What is enough? Is there any such thing as enough ever in life? Can I be enough? Can I have enough? Will I ever be satisfied? The conversation this morning was sticky and owie. Noah pointed out something that I am doing that is really hard for me to justify once I actually look at it. Honestly, that’s a hard thing. I feel like giving him a hearty smack and announcing, “No reality in this relationship!” But that just won’t fly for this one. I can only say that when it’s funny. Right now it would hurt. When people point at things about me and try to focus on them I generally pull them away. If Noah compliments me on some particular part of me then I try to hide it. For example, he really likes my hips/belly curvyness. My instant reaction is to want to put on a loose, billowy dress and hide that part of me. I got really upset with him that the part of my looks he is inclined to compliment most is all stuff below the neck, but why? Why do I get so mad at him? I would get just as mad if not more so if he *didn’t* compliment me in that way. It was suggested to me last night that there is a script I want to hear and if I want to actually get it I should tell him what it is. This… is something I am thinking about.

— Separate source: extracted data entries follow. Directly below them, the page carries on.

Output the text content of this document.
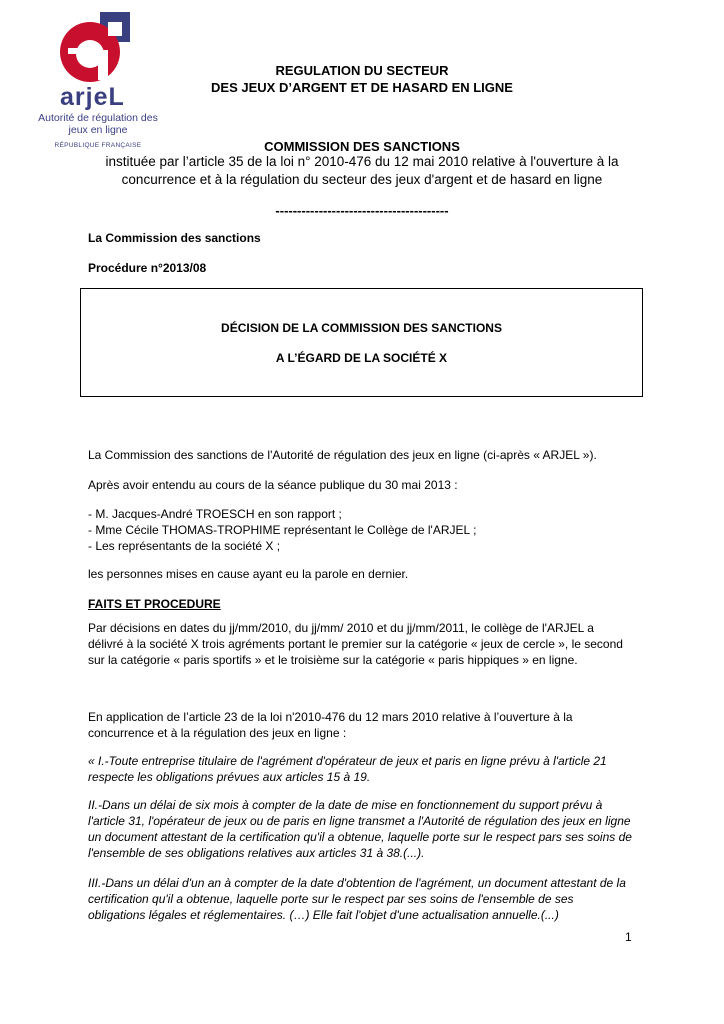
arjeL
Autorité de régulation des jeux en ligne
RÉPUBLIQUE FRANÇAISE
REGULATION DU SECTEUR
DES JEUX D’ARGENT ET DE HASARD EN LIGNE
COMMISSION DES SANCTIONS
instituée par l’article 35 de la loi n° 2010-476 du 12 mai 2010 relative à l'ouverture à la
concurrence et à la régulation du secteur des jeux d'argent et de hasard en ligne
----------------------------------------
La Commission des sanctions
Procédure n°2013/08
DÉCISION DE LA COMMISSION DES SANCTIONS
A L’ÉGARD DE LA SOCIÉTÉ X
La Commission des sanctions de l'Autorité de régulation des jeux en ligne (ci-après « ARJEL »).
Après avoir entendu au cours de la séance publique du 30 mai 2013 :
- M. Jacques-André TROESCH en son rapport ;
- Mme Cécile THOMAS-TROPHIME représentant le Collège de l'ARJEL ;
- Les représentants de la société X ;
les personnes mises en cause ayant eu la parole en dernier.
FAITS ET PROCEDURE
Par décisions en dates du jj/mm/2010, du jj/mm/ 2010 et du jj/mm/2011, le collège de l'ARJEL a
délivré à la société X trois agréments portant le premier sur la catégorie « jeux de cercle », le second
sur la catégorie « paris sportifs » et le troisième sur la catégorie « paris hippiques » en ligne.
En application de l’article 23 de la loi n'2010-476 du 12 mars 2010 relative à l’ouverture à la
concurrence et à la régulation des jeux en ligne :
« I.-Toute entreprise titulaire de l'agrément d'opérateur de jeux et paris en ligne prévu à l'article 21
respecte les obligations prévues aux articles 15 à 19.
II.-Dans un délai de six mois à compter de la date de mise en fonctionnement du support prévu à
l'article 31, l'opérateur de jeux ou de paris en ligne transmet a l'Autorité de régulation des jeux en ligne
un document attestant de la certification qu'il a obtenue, laquelle porte sur le respect pars ses soins de
l'ensemble de ses obligations relatives aux articles 31 à 38.(...).
III.-Dans un délai d'un an à compter de la date d'obtention de l'agrément, un document attestant de la
certification qu'il a obtenue, laquelle porte sur le respect par ses soins de l'ensemble de ses
obligations légales et réglementaires. (…) Elle fait l'objet d'une actualisation annuelle.(...)
1
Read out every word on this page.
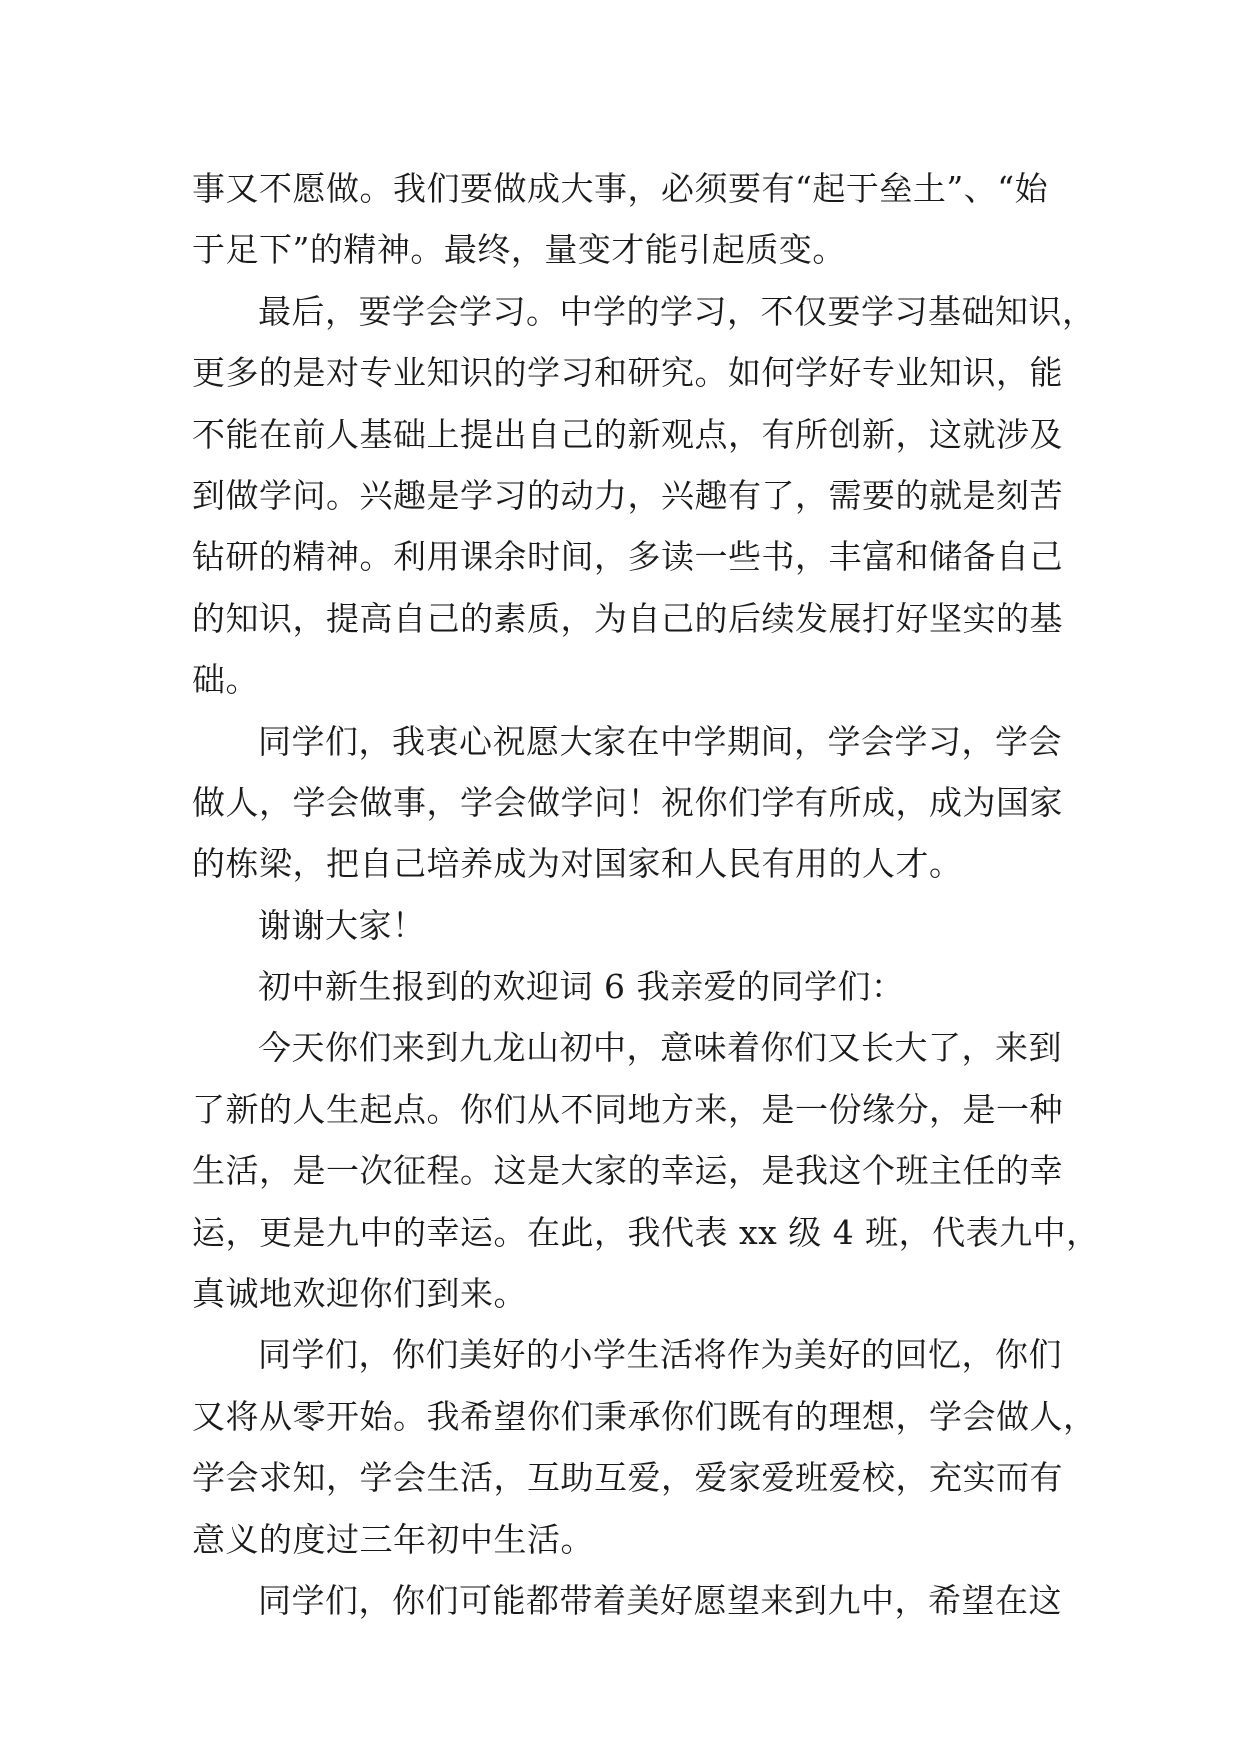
事又不愿做。我们要做成大事，必须要有“起于垒土”、“始
于足下”的精神。最终，量变才能引起质变。
最后，要学会学习。中学的学习，不仅要学习基础知识，
更多的是对专业知识的学习和研究。如何学好专业知识，能
不能在前人基础上提出自己的新观点，有所创新，这就涉及
到做学问。兴趣是学习的动力，兴趣有了，需要的就是刻苦
钻研的精神。利用课余时间，多读一些书，丰富和储备自己
的知识，提高自己的素质，为自己的后续发展打好坚实的基
础。
同学们，我衷心祝愿大家在中学期间，学会学习，学会
做人，学会做事，学会做学问！祝你们学有所成，成为国家
的栋梁，把自己培养成为对国家和人民有用的人才。
谢谢大家！
初中新生报到的欢迎词 6 我亲爱的同学们：
今天你们来到九龙山初中，意味着你们又长大了，来到
了新的人生起点。你们从不同地方来，是一份缘分，是一种
生活，是一次征程。这是大家的幸运，是我这个班主任的幸
运，更是九中的幸运。在此，我代表 xx 级 4 班，代表九中，
真诚地欢迎你们到来。
同学们，你们美好的小学生活将作为美好的回忆，你们
又将从零开始。我希望你们秉承你们既有的理想，学会做人，
学会求知，学会生活，互助互爱，爱家爱班爱校，充实而有
意义的度过三年初中生活。
同学们，你们可能都带着美好愿望来到九中，希望在这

Do I really want him to just parrot back to me a script I write for him? I’m actually really proud of him for having the courage to say things to me he knows I don’t want to hear. That is very hard for him and he is taking me at my word that I want him to be honest and he is honoring me by giving me truth. I don’t think I want to take his truth away from him. I need to get better at hearing truth and understanding where it is coming from and not being hurt by it. It hurts less today than it did yesterday. This morning Noah read me a poem that he worries about me mimicking in terms of pulling away from the relationship. I would have appreciated the comparison more if he hadn’t told me that it is what Talia did, but hey–one can’t have everything. I pull away when I feel any threat to my security. I do it because I don’t feel safe enough to be giving of myself. I generally come back, I just need more security first. It has always been a hard thing for me that when I feel like I need to pull back people get upset with me. I don’t feel like it is fair that people expect me to continue to make myself vulnerable when I’m scared but at the same time I know that I am not the only one needing comfort at that point. It’s hard. I can sometimes be comforting but usually I can’t.

Yesterday I didn’t even want to go home I hurt so much. I stayed out later than I have in months without Noah. I didn’t even really tell him what I was doing even though we have agreed to do so. 🙁 I feel very immature. So scared. Still don’t know what to do. It’s hurting less today, but still hurts. Now I’m getting even more random and rambly.

2 thoughts on “More thinking

  1. blacksheep_lj

    I just want you to know I’m listening. I have some thoughts, but I don’t know how helpful they are, so I’m reserving them. But I am listening.